Tout d’abord, il est nécessaire de connaître le contexte de l’époque et la vision de Gogol sur la Russie afin de pouvoir comprendre et apprécier pleinement l’œuvre. En effet, les Nouvelles ont été écrites au 19ème siècle, pendant la période encore dirigée par les tsars. Gogol, lui, n’est pas russe mais ukrainien d’origine, et ne partage pas la vision idyllique que beaucoup de russes portent à la ville de Saint-Pétersbourg.

En effet, cette ville, appelée au départ Petrograd, était la deuxième capitale, et l’a toujours été (sauf pendant la période soviétique où, plus tard, elle deviendra la capitale). Si Moscou est la forte et la grande, Saint-Pétersbourg est la jeune sœur splendide et séduisante. Située sur les bords de la Néva et toute proche de la mer du Nord, elle est la seule porte ouverte sur l’Europe de toute la Russie. C’est là-bas que se développe l’amour de la Russie pour la marine, et c’est également le lieu de construction des navires de la flotte russe. La « ville de Pierre » représente, aux yeux de beaucoup, le progrès, l’ouverture au monde occidental, l’ambition et le modernisme que cette région au climat et aux conditions de vie difficiles a toujours affectionné et recherché ardemment. Ainsi, la ville est un symbole d’espoir pour beaucoup, une chance pour la Russie de se moderniser et de pouvoir fournir à ses habitants une vie plus décente et agréable.

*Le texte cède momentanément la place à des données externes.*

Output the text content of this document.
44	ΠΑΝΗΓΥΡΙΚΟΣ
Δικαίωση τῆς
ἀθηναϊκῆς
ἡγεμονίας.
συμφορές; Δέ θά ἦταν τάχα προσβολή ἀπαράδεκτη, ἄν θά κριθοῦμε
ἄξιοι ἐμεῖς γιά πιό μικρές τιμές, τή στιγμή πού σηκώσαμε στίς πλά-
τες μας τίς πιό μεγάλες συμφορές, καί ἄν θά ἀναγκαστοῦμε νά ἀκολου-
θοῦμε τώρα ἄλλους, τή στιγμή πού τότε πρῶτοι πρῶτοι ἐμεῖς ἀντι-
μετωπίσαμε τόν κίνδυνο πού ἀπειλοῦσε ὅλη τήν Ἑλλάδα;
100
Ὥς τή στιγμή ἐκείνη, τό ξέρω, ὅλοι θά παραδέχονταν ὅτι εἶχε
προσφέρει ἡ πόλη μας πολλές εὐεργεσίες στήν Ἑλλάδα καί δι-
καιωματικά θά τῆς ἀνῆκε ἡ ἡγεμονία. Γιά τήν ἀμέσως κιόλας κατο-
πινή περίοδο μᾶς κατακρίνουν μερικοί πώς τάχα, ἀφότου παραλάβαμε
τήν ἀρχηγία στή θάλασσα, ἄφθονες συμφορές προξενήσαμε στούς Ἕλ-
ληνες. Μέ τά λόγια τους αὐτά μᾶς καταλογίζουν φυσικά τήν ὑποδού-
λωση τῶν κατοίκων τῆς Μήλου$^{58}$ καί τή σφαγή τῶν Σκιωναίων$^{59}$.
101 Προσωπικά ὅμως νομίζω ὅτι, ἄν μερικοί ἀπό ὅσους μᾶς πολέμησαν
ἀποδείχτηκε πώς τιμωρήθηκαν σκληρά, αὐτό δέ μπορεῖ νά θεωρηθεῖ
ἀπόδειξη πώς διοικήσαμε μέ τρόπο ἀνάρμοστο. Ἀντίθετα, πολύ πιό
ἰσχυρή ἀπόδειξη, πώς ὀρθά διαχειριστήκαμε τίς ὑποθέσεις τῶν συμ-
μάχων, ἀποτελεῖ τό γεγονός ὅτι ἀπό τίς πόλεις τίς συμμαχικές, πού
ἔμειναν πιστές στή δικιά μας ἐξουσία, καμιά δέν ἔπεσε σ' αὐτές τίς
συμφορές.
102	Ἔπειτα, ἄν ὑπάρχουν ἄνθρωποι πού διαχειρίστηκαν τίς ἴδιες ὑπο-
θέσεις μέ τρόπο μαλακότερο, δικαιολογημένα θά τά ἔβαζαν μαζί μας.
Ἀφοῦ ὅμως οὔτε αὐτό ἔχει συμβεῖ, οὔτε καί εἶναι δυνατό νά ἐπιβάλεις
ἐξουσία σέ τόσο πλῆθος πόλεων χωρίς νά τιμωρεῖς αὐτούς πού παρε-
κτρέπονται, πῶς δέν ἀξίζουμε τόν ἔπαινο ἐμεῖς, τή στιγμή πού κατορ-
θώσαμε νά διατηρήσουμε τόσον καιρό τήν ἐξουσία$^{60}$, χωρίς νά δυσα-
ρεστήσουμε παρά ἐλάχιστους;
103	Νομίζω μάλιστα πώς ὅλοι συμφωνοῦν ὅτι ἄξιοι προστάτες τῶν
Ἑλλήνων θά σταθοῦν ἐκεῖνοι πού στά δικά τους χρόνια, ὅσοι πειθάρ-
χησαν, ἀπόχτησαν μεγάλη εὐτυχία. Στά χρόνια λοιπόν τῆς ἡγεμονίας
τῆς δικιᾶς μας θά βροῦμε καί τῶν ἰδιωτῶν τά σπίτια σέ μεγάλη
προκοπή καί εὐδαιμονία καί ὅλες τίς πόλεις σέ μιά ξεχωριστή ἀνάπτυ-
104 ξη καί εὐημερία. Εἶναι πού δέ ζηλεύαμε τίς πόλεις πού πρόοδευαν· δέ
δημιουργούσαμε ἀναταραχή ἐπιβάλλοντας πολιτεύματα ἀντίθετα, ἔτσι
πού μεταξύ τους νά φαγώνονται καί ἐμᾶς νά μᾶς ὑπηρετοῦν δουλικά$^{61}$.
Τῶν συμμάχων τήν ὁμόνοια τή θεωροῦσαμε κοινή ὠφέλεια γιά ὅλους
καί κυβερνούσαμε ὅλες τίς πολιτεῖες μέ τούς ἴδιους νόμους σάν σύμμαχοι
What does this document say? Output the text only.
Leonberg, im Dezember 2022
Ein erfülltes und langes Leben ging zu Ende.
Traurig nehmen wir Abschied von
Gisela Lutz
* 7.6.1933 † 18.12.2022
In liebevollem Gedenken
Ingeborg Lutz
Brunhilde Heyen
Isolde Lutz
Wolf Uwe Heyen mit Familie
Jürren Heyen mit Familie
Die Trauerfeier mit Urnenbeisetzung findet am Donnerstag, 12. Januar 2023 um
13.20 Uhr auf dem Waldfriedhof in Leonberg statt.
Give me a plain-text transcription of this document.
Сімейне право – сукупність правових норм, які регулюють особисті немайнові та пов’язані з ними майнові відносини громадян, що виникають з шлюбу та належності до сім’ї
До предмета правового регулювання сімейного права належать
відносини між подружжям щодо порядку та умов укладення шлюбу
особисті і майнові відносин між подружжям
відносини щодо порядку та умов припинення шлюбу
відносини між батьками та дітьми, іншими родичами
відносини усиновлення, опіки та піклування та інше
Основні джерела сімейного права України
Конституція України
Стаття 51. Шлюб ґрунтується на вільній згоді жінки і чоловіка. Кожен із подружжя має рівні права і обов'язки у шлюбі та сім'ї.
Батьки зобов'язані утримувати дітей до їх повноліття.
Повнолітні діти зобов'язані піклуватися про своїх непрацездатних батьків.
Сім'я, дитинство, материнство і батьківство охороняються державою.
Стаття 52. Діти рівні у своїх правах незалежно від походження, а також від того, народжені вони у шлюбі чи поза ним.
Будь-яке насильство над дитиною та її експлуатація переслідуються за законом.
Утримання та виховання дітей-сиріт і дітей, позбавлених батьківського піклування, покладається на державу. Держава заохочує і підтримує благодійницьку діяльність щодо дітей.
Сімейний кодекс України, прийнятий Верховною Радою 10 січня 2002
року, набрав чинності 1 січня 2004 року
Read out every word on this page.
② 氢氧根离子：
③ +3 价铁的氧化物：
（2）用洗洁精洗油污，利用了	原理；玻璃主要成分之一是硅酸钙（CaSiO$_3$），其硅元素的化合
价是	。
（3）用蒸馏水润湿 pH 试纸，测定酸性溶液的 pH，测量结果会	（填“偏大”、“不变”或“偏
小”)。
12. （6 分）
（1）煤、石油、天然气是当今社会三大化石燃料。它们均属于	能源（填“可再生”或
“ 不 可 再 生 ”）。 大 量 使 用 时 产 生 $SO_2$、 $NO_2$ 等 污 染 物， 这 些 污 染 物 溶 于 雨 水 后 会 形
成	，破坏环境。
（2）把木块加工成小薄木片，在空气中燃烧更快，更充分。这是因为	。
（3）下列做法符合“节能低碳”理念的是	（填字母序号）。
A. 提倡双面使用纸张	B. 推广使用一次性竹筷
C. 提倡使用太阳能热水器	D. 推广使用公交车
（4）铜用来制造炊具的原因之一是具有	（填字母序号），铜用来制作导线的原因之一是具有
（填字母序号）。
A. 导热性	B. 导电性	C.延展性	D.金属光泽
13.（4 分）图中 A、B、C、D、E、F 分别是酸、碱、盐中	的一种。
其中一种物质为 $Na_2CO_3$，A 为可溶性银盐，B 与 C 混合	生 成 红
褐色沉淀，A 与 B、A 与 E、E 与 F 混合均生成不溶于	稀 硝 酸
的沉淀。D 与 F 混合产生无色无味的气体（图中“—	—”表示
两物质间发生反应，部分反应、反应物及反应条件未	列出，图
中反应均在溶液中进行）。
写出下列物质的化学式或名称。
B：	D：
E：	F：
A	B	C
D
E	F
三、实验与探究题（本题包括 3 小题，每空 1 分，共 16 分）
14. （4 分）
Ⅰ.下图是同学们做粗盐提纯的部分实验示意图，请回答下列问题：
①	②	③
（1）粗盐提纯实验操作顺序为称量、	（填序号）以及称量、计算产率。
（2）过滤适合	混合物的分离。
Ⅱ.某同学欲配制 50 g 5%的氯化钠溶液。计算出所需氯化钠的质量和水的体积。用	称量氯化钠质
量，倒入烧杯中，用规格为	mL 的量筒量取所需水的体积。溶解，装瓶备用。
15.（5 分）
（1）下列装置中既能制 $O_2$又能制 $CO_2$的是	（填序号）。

Or, Gogol ne partage pas ce point de vue. Trouvant la société à son goût trop hypocrite et pleine d’illusions, il décide de nous guider à travers une Saint-Pétersbourg dérangée, étrange, et inquiétante, où les repères vacillent et où tout n’est que mirages. Il dénonce ainsi le rêve que fait miroiter cette cité à la population trop hiérarchisée et refuse de se laisser happer par les chimères qu’elle propose. Auteur pessimiste et résigné, il fait cheminer le lecteur tout le long de ces cinq nouvelles, écrites entre 1835 et 1845, où se mêlent représentation décalée de cette ville et satire d’une société qu’il juge démunie et crédule.